West Vancouver is older, richer, and more ethnically diverse than it was only a few years ago, according to a new report by the West Vancouver Community Foundation.
But while some segments of the community are doing very well indeed, and contributing to the highest median incomes in the country, the middle class in West Vancouver is shrinking, according to the latest Vital Signs report, which looks at key socio-economic and demographic data to paint a snapshot of the community.
And those on the bottom of the pile are struggling more than ever with low incomes and lack of affordable housing, according to the report.
Among the “have nots” in West Vancouver, the report points to 14 per cent of West Vancouver households being in “dire housing circumstances,” spending at least half of their household income on shelter costs. Almost half of those people are seniors.
Among renters, 58 per cent spent more than 30 per cent of their income on rent – 10 percentage points higher than the Metro average.
More people than ever are also on the waiting list for subsidized housing in West Vancouver – numbers jumped from 96 in 2016 to 132 more recently.

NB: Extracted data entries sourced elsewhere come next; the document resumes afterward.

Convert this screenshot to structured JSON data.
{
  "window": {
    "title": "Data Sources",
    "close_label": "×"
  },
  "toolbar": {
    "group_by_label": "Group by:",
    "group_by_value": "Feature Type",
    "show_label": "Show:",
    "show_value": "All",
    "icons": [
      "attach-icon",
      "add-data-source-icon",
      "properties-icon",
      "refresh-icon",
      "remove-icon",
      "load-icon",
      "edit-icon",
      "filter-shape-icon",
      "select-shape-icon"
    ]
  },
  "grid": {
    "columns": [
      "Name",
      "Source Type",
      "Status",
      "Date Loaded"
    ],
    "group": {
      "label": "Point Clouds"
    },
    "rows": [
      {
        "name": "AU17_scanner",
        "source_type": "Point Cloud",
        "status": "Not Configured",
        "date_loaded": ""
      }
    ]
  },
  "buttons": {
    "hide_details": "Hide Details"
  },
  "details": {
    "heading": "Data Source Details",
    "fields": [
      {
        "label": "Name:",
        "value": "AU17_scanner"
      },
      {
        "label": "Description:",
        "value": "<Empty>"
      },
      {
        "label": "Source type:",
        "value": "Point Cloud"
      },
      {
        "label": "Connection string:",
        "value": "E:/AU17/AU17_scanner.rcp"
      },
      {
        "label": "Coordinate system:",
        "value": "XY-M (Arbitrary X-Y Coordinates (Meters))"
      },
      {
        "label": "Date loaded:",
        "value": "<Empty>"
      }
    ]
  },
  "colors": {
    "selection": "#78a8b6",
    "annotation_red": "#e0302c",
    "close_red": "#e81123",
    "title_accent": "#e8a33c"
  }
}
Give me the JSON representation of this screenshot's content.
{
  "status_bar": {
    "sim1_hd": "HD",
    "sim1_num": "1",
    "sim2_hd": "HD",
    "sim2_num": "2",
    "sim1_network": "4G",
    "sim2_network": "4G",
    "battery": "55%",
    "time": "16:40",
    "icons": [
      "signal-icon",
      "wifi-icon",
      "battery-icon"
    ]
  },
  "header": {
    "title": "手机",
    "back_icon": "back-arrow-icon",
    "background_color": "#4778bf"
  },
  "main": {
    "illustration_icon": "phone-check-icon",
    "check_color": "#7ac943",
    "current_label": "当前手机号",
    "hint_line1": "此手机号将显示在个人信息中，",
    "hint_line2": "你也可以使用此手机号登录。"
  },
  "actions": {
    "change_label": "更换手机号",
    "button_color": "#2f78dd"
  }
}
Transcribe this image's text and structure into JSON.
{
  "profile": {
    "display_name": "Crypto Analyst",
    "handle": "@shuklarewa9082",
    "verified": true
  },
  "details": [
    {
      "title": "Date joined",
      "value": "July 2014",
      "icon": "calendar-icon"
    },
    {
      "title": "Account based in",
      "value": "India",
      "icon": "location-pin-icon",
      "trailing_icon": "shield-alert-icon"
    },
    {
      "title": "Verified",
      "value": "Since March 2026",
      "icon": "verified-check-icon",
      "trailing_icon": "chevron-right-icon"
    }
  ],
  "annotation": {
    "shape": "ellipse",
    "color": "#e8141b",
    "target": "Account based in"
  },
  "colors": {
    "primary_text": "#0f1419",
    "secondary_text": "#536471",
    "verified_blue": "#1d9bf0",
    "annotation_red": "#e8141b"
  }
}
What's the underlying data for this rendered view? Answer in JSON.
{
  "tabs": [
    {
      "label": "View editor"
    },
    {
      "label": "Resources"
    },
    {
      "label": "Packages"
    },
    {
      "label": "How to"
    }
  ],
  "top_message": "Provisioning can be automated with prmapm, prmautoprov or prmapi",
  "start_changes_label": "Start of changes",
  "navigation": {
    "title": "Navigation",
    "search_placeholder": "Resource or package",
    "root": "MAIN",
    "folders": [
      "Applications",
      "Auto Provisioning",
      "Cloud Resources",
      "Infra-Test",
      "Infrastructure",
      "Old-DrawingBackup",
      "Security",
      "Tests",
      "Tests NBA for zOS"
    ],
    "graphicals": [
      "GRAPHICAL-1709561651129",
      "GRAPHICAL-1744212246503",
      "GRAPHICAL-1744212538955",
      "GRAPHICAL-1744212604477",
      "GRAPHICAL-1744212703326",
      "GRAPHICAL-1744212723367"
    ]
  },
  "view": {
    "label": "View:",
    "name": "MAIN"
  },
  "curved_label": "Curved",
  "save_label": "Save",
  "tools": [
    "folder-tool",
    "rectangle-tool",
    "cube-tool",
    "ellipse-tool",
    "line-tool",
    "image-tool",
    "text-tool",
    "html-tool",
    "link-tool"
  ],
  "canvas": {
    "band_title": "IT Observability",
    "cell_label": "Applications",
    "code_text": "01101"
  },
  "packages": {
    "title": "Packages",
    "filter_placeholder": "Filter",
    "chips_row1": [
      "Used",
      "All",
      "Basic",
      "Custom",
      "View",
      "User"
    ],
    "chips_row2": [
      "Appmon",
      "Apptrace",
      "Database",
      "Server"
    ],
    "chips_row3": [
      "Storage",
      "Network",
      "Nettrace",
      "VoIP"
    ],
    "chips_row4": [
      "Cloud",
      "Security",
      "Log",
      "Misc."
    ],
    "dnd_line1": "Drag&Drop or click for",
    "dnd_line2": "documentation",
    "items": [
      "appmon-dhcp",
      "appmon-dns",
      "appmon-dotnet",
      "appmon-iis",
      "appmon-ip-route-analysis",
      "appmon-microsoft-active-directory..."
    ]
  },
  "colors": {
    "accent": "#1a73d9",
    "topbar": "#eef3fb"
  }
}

Twenty percent of West Vancouver households also reported an after-tax income of less than $30,000.
“I refer to it as invisible poverty,” said Elaine McHarg, vice-president of philanthropy and partnerships for the foundation.
“Not everybody lives with the same privilege as others.”
On the other end of the economic spectrum, the rich in West Vancouver are apparently getting richer. Approximately 40 per cent of households have after-tax incomes of over $100,000 in West Van – almost double both the provincial average and the number who did five years before that.
As proof of that affluence, one in every 142 people in West Vancouver owns a luxury vehicle that costs more than $150,000 (compared to one in 577 people in Richmond and one in 615 in Vancouver.)
In between those two economic poles, however, the middle class is shrinking.
“We have a hollowing out in the middle that is only getting worse,” said McHarg.
Lack of affordable housing is a heavy contributor to that trend – which the Community Foundation has flagged in previous reports.
“West Vancouver continues to be on one of the least affordable communities in the Lower Mainland making it difficult to attract young families …” according to
Average monthly rent for a two-bedroom unit in West Vancouver was about $2,400 in 2018 and $3,620 for a three-bedroom unit.
About 70 per cent of West Vancouver’s workforce – including 90 per cent of municipal employees – come from elsewhere in the region.
Only a little over half of West Vancouver residents are in the workforce – a drop of 10 per cent in about five years.
Many of the people who aren’t working are likely retired – the percentage of the population between 65 and 85 grew three per cent in the past three years while the population aged 40 to 65 shrank by three per cent.
That presents a huge challenge for West Vancouver, because “a community includes more than the people who live there – it is also made up of the people who teach us, protect us, transport us, deliver our mail, and serve our coffee, as well as family members and others who care for us and visitors who are here to study, work or explore,” according to the report’s authors.
In also puts West Vancouver at the front end of worrying demographic changes including a rapidly aging population without enough caregivers to look after them, said McHarg.
The non-resident workforce, combined with limited transit, low density development patterns, most students being driven to school and through traffic heading to the ferries or up to Squamish and Whistler, has also helped contribute to worsening traffic congestion.
Children and teens, while making up a smaller percentage of the population in West Vancouver than they do in other communities also face special challenges in West Vancouver.
About 28 per cent of children in West Vancouver are arriving at kindergarten unprepared for learning, as measured by the Early Childhood Development Index, according to the report. Much of that is connected to recent immigration patterns and the need to support newcomers, said McHarg.
Changes brought by immigration are one of the big takeaways in the report about how West Vancouver is evolving and becoming more diverse, said McHarg.
West Vancouver’s total immigrant population is now 45 per cent of the population. Of these, 7 per cent are recent immigrants who arrived between 2011 and 2016.
That puts the population of newcomers in West Vancouver as the largest on the North Shore, compared to 38 per cent in the City of North Vancouver and 31 per cent in the District of North Vancouver.
Roughly 36 per cent of West Vancouver residents are visible minorities – up from 28 per cent in 2011.
English is now spoken in 62 per cent of homes, compared to 67 per cent three years ago.
Mandarin is spoken at home by about 15 per cent of the population while Farsi is spoken at home by about nine per cent, according to the report. (In comparison, the report noted in 1979 English was spoken in 90 per cent of West Vancouver homes.)